Same-Sex Couples Can Be Married In Religious Ceremonies In Northern Ireland

The new legislation will see the first same-sex marriages take place in religious institutions from the end of the month.

by Aoife Hanna
Originally Published: 
AlexanderFord/E+/Getty Images

Same-sex religious marriages can now take place in Northern Ireland from the end of the month. As of September 1, same-sex couples wishing to be married in a religious institution can begin registering to do so. But, as there's a statutory 28-day waiting period following the introduction legislation, the actual ceremonies of those applying won't take place until Sept 29, 2020.

It comes over a year after the House of Commons voted 383—73 in favour of extending same-sex marriage to Northern Ireland. Same-sex couples can apply to be married in any religious institution, however religious bodies are able to reject the applications as the legislation includes protections which mean they cannot be found to be "unlawfully discriminating against couples if they refuse to marry them," as reported by the Metro.

In a statement Patrick Corrigan, Amnesty International’s Northern Ireland Director and part of the Love Equality coalition, welcomed the legislation's introduction, saying: “This is a landmark day for equality in Northern Ireland. After a long campaign, same-sex couples of faith will finally be able to marry in a church or other religious setting."

He continued: “In line with our calls, we are pleased that the law will protect religious freedom, and that churches will neither be compelled nor prevented from offering wedding ceremonies to same-sex couples. This is an important issue for many couples in Northern Ireland, who have previously been prevented by law from marrying in their own church."

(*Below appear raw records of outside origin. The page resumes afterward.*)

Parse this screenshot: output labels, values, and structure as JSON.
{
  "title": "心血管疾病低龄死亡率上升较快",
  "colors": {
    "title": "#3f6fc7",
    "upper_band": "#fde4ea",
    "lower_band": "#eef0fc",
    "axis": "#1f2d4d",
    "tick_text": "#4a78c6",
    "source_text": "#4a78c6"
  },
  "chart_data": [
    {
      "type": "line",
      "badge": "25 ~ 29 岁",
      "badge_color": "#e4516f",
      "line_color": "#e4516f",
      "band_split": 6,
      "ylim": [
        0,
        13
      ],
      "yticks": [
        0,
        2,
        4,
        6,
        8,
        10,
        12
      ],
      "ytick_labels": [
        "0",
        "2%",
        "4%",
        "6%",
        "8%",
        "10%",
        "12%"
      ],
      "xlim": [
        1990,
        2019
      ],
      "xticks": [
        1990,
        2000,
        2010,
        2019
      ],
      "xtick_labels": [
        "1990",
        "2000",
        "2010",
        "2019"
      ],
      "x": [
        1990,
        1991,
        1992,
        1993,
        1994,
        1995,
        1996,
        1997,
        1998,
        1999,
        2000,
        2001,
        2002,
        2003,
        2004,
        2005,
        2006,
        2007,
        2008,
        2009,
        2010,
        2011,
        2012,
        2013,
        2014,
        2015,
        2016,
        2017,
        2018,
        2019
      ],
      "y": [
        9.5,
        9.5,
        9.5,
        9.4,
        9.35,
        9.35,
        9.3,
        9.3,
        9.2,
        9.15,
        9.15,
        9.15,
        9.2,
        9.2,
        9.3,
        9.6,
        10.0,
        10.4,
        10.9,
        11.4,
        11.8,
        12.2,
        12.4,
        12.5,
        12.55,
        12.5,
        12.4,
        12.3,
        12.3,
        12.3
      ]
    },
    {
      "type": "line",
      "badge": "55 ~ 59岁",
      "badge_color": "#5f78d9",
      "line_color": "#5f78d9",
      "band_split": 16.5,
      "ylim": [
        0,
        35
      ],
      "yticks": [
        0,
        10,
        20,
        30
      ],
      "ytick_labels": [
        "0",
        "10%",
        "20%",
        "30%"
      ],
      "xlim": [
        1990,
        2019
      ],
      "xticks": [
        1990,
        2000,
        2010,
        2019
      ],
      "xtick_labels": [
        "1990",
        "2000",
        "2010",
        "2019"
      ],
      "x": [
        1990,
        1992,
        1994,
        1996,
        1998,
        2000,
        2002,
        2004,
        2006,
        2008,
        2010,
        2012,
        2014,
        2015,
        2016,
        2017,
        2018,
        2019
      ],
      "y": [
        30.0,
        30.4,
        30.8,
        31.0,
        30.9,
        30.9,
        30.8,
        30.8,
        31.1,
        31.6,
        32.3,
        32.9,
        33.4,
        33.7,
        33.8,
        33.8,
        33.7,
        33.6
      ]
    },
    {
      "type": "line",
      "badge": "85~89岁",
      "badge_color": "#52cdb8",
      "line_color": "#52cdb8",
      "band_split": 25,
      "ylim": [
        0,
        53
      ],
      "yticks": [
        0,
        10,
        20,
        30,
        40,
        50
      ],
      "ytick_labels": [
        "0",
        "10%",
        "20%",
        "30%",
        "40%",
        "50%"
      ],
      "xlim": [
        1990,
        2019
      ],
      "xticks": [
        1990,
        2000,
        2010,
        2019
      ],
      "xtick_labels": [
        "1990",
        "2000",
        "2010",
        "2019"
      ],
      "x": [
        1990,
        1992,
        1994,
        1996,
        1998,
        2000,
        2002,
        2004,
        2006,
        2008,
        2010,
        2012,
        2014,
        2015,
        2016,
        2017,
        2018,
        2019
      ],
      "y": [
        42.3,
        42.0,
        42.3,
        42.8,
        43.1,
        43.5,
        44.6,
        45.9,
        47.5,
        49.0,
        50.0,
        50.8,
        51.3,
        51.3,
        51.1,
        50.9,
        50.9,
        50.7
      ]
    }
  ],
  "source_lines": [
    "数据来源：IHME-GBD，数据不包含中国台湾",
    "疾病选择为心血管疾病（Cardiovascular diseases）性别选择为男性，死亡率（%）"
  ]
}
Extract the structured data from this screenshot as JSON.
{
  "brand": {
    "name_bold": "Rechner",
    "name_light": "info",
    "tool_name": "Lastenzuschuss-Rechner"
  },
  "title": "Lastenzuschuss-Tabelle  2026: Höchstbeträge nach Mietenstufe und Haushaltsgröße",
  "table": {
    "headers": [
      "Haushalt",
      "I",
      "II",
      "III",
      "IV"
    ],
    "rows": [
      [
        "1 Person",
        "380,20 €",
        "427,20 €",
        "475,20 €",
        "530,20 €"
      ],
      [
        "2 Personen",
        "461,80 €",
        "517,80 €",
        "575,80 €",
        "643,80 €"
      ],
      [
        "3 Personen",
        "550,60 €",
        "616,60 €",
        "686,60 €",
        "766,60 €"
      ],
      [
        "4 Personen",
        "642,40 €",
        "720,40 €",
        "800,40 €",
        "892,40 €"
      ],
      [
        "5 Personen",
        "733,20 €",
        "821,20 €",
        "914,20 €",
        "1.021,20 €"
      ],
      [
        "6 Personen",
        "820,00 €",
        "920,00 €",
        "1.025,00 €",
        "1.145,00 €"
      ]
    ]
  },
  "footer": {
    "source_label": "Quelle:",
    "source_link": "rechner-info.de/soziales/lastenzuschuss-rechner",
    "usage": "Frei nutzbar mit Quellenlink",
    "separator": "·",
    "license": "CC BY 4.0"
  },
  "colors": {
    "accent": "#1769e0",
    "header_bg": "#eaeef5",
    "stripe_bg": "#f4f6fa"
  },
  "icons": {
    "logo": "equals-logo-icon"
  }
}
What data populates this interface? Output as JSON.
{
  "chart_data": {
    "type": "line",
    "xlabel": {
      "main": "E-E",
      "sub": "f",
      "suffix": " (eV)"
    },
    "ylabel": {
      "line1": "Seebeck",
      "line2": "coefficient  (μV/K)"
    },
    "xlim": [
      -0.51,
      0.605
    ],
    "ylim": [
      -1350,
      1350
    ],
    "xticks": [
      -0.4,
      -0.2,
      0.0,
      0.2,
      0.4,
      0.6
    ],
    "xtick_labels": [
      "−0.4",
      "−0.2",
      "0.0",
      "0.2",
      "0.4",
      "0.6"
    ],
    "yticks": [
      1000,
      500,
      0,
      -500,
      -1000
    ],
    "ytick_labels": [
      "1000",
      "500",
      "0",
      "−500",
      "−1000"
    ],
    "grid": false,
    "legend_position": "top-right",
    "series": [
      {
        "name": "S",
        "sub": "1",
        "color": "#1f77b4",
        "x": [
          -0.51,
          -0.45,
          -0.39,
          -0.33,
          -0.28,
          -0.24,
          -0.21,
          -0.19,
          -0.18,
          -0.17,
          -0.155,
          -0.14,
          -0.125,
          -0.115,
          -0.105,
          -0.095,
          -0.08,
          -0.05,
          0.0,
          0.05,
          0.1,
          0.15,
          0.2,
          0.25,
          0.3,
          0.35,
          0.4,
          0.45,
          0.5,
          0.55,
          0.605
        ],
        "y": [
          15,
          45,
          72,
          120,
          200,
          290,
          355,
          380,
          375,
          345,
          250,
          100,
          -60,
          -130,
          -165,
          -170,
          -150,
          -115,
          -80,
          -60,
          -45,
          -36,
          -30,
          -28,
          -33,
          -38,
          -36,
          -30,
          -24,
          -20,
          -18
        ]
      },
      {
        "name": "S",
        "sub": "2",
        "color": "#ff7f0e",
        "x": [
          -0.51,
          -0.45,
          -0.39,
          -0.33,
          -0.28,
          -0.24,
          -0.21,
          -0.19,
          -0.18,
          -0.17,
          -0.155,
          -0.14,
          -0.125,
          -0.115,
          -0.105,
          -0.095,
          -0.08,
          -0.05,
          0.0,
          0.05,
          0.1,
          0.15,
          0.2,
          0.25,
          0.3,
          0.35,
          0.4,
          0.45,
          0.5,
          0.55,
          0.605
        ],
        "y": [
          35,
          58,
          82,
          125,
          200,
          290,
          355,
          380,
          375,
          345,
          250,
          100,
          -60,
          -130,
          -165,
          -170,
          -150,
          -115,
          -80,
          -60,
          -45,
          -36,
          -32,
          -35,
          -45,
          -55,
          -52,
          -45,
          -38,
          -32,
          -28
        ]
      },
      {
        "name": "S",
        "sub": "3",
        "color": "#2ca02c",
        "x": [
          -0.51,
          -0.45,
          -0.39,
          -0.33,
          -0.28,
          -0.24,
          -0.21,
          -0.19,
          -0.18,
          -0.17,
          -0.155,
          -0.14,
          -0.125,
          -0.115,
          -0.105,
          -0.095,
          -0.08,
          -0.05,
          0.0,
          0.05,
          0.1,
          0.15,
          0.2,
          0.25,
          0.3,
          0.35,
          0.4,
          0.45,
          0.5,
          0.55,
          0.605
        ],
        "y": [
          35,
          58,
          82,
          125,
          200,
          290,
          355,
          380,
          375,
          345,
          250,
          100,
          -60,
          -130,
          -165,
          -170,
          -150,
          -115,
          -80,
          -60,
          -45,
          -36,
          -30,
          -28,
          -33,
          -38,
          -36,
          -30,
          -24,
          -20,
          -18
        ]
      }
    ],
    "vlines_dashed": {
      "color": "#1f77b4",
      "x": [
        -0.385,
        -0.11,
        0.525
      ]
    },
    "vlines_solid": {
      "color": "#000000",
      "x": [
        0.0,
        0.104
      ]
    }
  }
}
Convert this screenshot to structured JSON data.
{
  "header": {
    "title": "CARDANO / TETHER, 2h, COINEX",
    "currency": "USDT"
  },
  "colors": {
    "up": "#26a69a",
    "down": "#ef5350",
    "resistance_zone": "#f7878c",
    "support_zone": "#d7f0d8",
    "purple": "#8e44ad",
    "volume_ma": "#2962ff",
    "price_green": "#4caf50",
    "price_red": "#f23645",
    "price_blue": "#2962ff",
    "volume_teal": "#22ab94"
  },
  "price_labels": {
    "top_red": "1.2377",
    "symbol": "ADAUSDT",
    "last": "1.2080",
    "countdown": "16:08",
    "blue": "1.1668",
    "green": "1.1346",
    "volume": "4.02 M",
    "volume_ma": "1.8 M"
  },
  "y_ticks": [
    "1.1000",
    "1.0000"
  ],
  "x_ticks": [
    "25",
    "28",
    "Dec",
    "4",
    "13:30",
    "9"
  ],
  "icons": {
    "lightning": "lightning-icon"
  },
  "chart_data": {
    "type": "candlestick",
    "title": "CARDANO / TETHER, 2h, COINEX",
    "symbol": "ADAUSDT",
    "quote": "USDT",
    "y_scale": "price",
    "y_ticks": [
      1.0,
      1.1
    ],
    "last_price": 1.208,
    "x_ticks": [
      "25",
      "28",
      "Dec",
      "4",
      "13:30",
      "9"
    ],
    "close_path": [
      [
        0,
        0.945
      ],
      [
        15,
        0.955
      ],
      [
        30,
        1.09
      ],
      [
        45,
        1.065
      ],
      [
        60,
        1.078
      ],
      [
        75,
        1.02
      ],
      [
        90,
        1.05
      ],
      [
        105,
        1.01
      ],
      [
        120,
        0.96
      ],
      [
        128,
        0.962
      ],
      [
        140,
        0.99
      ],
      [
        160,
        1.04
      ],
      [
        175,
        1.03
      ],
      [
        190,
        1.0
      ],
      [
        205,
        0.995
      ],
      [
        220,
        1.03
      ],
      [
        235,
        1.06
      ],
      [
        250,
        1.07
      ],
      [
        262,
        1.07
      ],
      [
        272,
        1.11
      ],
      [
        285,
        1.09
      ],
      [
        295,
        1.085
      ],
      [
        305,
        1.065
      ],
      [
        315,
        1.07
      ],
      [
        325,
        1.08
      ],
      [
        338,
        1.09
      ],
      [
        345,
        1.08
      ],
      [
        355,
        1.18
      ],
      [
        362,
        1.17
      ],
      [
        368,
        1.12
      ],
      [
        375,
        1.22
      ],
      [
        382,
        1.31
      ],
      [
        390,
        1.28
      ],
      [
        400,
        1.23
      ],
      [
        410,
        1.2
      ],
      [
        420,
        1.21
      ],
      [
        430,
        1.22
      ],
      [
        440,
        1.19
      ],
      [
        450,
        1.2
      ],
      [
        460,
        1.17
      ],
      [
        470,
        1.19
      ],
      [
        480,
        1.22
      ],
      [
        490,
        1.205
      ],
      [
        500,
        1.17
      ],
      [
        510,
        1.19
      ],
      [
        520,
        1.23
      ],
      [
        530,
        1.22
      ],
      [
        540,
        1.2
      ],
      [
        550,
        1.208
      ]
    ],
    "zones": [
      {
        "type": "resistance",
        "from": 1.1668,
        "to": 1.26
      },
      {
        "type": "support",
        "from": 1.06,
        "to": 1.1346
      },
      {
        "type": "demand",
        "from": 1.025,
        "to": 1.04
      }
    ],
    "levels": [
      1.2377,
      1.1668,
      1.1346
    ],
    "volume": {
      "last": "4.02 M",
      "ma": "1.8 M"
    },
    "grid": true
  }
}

Rev Chris Hudson, minister of All Souls Church in Belfast (a member of the Non-Subscribing Church of Ireland), also shared his delight at the announcement. "This is great news for couples who wish to celebrate their marriage in church, embraced by family, friends and the love of God," he told the Metro. Adding: "I have already been speaking to a number of couples who have been waiting for this day so they can finally have the church wedding that they have longed for."

However, while the news has been welcomed by campaigners like Corrigan and ministers like Hudson, there is still work to be done, with Amnesty International calling for the government to allow same-sex couples in civil partnerships to change their partnership to a marriage.

Corrigan added in his statement: “We now urge the Government to finish the job of marriage equality in Northern Ireland without further delay, by allowing couples in civil partnerships to convert to married status if they so wish.”

Per Amnesty, the government has committed to giving the 1,200 same-sex couples currently in civil partnerships in Northern Ireland the option to convert to a marriage by the end of the year, however it has not given a specific date as to when it will be introduced.